An analogy is helpful: take a bunch of carbon atoms and connect them one way, in layers, and they form graphite, which is soft and dark. Take the same carbon atoms and connect them another way, in tetrahedrons, and they form diamond, which is hard and clear. It’s not the carbon atoms themselves that give rise to these properties. Rather, it’s the connections between the atoms that can turn carbon into a diamond ring or a pencil tip. Similarly, the connections between members of a board—and not merely their individual characteristics—can affect whether it is capable of wisdom or foolishness.

How can we apply these insights?

In experiments done in partnership with a large international consulting firm a few years ago, we found that we could diagnose particular challenges in achieving cooperation, innovation, and coordination using a simple and brief set of social and economic games. Members of work groups of about a dozen people (who knew each other and had a history of working as part of the same team at a firm) could be placed into a small, temporarily constructed online social network with a particular structure of connections. They were connected to each other online, without knowing who exactly they were interacting with from among their team, in a network pattern; each person might have between one and six, say, ties to others from their team.

Then, they were given a collective task, and they had to coordinate to find a solution (for instance, they were told that each of them had to iteratively pick one of three colors that differed from the color chosen by the other few people to whom they were directly connected—which was not easy, since each person had to account for different connections. Some groups managed this better than others within the five minutes of time allotted. Within that short amount of time, we were thus able to identify the nature of various kinds of group dysfunction.

In addition to diagnostic applications, network science can help solve problems, too. Many of the issues being faced by boards today, whether recent ones at various universities, the near-implosion at OpenAI, the collapse at Theranos, and other similar examples, could be addressed by better attention to network dynamics.

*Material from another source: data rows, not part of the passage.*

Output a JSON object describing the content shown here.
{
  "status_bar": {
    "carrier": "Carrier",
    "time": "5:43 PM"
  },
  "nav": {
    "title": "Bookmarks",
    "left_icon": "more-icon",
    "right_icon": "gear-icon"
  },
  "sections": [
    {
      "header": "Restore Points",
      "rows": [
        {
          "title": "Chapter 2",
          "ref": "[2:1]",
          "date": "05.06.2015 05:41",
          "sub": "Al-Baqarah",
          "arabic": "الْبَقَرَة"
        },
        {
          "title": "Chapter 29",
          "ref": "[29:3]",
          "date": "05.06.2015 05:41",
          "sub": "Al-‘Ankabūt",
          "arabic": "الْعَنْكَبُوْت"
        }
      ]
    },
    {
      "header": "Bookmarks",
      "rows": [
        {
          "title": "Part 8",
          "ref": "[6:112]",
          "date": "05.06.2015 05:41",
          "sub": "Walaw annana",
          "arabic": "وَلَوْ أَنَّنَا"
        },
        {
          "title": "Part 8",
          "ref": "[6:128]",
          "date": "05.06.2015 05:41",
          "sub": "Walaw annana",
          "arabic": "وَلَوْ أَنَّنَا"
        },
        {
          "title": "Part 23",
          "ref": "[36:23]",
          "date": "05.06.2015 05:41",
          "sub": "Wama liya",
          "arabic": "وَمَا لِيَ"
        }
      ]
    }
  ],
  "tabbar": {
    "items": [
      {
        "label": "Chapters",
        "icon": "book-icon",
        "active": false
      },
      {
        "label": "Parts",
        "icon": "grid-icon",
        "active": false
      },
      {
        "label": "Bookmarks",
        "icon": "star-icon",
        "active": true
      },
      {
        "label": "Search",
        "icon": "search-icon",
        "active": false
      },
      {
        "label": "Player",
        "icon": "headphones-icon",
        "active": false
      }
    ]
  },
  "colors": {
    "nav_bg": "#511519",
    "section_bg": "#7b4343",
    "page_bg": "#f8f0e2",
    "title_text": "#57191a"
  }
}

Boards face challenges, and their problems are not just a function of mis-directed objectives (such as an overly narrow focus on quarterly earnings or fealty to some ideological commitment) nor a function of the self-perpetuating insularity that makes them ignore external pressures or information. Rather, the way many boards themselves are structured may make them less capable of confronting the enduring reality of such stresses. Efforts to make it difficult or impossible for outsiders to join boards (such as happened at Yale a couple of years ago) will only exacerbate such problems.

Network insights can provide the right kind of disruption here—the kind that fosters creativity and fiscal stewardship, whether that is by bringing leaders down or keeping planes up.